7. Contribute to your retirement account. If your employer has a 401(k) plan, start contributing asap! The earlier you begin saving and investing in retirement accounts, the better your future will be – seriously. If you’re young, retirement may be the last thing on your mind, but trust me you won’t regret “paying yourself first” by putting money into your retirement accounts.
8. Make SMART goals and stick to them. Most managers aren’t that great at setting goals for their employees. Make their job easier and improve your chances of a promotion and a raise by showing initiative. Year end will be here before we know it. Start making your impression now.
9. Participate in social events. If your company organizes social events of any kind, do your best to participate. They’re a great way to get to know your colleagues in a non-work setting. I always enjoyed going to volunteer events, team outings and celebrating birthdays and engagements.
10. Don’t settle. It’s hard to know for sure if you’re going to like a job until you’ve actually been doing it for several months or even years. If you find your heart just isn’t in your job anymore, don’t lose hope. Sometimes switching departments can make a huge difference in employee satisfaction. But if that’s just not possible or you want something totally different, make the effort to find a new job while you’re still working. Better yet, consider engineering your layoff before jumping to a new company.

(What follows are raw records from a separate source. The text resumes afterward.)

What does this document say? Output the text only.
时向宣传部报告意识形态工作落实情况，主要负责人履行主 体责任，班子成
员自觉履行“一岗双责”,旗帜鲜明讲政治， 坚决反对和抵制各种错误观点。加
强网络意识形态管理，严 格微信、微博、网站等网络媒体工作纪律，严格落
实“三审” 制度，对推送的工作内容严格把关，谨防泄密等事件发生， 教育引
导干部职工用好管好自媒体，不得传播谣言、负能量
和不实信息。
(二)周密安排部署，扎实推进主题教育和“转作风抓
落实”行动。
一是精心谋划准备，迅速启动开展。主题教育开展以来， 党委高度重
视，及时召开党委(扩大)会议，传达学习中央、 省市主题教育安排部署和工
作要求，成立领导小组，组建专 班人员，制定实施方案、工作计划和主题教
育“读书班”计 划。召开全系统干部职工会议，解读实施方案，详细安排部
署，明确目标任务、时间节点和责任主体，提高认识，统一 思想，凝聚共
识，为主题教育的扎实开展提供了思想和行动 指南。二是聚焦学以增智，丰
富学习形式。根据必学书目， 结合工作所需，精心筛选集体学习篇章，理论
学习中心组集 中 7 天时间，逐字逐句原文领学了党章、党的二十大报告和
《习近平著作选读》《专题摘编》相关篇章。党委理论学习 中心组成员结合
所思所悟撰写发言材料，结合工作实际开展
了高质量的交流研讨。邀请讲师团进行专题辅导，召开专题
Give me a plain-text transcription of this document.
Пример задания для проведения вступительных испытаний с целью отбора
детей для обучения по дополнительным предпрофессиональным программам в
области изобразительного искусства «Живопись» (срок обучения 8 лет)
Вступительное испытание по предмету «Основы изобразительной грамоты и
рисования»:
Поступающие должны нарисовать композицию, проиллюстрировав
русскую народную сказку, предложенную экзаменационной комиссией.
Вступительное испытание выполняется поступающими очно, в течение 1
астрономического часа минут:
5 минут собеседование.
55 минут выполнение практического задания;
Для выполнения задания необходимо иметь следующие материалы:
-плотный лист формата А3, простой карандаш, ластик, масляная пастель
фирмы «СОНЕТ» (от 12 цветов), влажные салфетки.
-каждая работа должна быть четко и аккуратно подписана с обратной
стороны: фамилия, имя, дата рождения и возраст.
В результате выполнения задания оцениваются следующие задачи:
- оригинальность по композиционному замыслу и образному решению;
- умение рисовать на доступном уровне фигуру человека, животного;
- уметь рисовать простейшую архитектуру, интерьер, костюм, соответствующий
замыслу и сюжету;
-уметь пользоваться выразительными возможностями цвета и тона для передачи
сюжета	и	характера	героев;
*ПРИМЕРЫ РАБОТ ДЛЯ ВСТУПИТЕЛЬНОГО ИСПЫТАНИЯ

11. Make meaningful business connections. Building relationships with colleagues aren’t the only important ones to focus on when you’re working a 9 to 5. Get to know your clients and business partners. Having strong connections will not only help you in your current role, they could help you find a new job in the future.
12. Start a side hustle in your free time. The great thing about 9 to 5 jobs is most of them are only 4o hours, five days a week. That may sound like a lot, but trust me it’s pretty darn reasonable. You can do a heck of lot in your time away from the office if you set your mind to it. I know from first-hand experience it’s not easy, but it can be extremely rewarding and open up a lot of doors. You can start off by using my step by step guide on how to start a website.
13. Delegate. I used to avoid delegating work because I felt like that meant I was giving up. Oh how foolish and stubborn I was. After growing into my skin as a manager, I began to realize how amazing it is to delegate! It’s one of the best perks of working in a corporate environment the more senior you get. Don’t try to do everything yourself or you’ll burn out. Teach your team how to take on new responsibilities and enjoy the perks of delegating work while you can!
14. Attend training classes and utilize education reimbursements. One of the great perks of large companies is the amount of free training sessions they offer. If your company offers education reimbursements – even better! Utilize your time on the job to brush up your skills and work towards new certifications.
15. Maximize your benefits. One of the things I didn’t truly appreciate at my 9 to 5 until after I left was all of the benefits: health insurance, dental insurance, life insurance, disability insurance, a 401(k) plan with employer matching, unemployment insurance, etc. When you’re self-employed you have to pay for all of that stuff entirely out of pocket and it’s not cheap! Health insurance is the most expensive. I used to think a $200 some monthly premium was a lot until I had to start paying for health insurance entirely on my own. Take advantage of the benefits your employer offers!
Untemplaters, do you currently work a corporate job? What tips do you have on how to make the most of a 9 to 5 job?